Chinese tech giants are also helping the country’s attempt to lead the way with blockchain adoption and development. Just last week retail giant JD.com announced the launch of a new blockchain platform which will allow its enterprise clients to develop applications and smart contract-based systems. The “Retail as a Service” (RaaS) strategy aims to help companies that lack detailed knowledge of blockchain technology to take advantage of its potential. The system competes with the Amazon Web Services (AWS), blockchain-as-a-service platform announced by the American online retailer in April.

Alibaba is also very keen on leveraging blockchain development and holds 43 related patents which cover areas of invention, design, and utility. The internet giant is reportedly second only to the People’s Bank of China (PBOC), which has filed 68 blockchain patent applications. Alibaba also believes it can use the technology to combat counterfeit products and expand access to quality healthcare in China.

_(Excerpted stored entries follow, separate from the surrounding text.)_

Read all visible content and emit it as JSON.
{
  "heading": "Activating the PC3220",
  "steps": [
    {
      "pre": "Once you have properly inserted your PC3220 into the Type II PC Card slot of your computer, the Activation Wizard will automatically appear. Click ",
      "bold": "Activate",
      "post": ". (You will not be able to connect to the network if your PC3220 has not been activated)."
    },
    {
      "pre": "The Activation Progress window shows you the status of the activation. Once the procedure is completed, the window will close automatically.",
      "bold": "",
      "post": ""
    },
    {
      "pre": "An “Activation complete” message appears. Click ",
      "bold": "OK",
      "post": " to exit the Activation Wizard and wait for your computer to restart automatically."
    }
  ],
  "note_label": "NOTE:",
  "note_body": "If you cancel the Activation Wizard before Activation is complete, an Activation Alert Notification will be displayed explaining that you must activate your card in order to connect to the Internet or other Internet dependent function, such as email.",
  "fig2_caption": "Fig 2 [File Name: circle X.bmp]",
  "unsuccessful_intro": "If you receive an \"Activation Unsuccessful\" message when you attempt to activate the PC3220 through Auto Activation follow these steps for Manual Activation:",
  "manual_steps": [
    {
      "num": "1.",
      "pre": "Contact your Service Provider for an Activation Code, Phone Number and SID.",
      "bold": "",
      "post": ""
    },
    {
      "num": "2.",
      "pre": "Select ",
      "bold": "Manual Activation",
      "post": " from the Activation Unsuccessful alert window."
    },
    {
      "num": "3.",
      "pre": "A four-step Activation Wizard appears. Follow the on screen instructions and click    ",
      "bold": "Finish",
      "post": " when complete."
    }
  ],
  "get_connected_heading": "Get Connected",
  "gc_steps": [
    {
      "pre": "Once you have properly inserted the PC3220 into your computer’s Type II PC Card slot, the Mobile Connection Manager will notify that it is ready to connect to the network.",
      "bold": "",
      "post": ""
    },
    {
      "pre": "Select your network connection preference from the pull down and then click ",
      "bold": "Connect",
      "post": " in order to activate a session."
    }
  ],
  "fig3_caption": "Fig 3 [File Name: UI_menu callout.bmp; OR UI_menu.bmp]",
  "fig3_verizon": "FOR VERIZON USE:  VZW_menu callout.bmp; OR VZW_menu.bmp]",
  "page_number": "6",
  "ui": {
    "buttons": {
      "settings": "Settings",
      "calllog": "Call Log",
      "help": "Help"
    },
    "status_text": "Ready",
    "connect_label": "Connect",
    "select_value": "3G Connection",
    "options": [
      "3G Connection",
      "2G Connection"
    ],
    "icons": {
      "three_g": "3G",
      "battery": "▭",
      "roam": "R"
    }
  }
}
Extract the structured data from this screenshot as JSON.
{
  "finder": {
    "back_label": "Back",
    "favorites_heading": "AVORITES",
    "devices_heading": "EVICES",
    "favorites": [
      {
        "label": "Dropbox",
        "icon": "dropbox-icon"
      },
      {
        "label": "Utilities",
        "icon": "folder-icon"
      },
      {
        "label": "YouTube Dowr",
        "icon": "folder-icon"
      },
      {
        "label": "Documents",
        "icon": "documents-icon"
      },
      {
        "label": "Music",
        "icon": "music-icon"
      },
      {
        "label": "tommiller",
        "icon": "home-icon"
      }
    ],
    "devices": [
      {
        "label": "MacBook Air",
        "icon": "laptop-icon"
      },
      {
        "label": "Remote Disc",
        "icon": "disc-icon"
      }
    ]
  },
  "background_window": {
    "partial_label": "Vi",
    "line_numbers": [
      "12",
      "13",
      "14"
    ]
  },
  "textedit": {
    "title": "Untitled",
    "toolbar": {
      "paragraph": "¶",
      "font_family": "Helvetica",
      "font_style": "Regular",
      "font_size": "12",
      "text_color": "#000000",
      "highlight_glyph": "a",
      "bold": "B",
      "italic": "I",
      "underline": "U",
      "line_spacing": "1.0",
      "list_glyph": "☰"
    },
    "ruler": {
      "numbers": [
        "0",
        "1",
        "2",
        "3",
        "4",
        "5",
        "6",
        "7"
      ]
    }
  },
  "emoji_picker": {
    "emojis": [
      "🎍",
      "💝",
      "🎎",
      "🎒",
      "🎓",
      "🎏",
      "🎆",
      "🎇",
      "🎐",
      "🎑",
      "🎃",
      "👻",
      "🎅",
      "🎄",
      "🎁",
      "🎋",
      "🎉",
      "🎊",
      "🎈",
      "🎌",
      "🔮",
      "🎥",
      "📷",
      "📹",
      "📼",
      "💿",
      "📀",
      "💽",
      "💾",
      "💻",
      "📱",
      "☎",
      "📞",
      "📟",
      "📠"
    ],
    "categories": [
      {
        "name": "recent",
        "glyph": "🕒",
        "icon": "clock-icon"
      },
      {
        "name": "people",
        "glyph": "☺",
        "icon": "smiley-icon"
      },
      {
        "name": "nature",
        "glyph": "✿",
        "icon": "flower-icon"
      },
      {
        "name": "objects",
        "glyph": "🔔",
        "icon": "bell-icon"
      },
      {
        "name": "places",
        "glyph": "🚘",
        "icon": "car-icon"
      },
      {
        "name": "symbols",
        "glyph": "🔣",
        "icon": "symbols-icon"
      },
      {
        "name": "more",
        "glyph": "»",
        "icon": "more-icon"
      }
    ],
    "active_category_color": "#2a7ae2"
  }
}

Despite China going full steam ahead with blockchain development, its negative stance towards crypto-currencies could be stifling further innovation. Ian Liu, a senior intellectual property associate at Deacons law firm in Hong Kong, told Bloomberg that “in this regard, China is not leading the world in terms of how it recognizes and regulates blockchain assets.”

While Baidu, JD.com and Alibaba, have already “recognized the importance of blockchain as a future technology,” Liu says China’s attempts to crypto-currency ban may ultimately slow the country’s blockchain development efforts.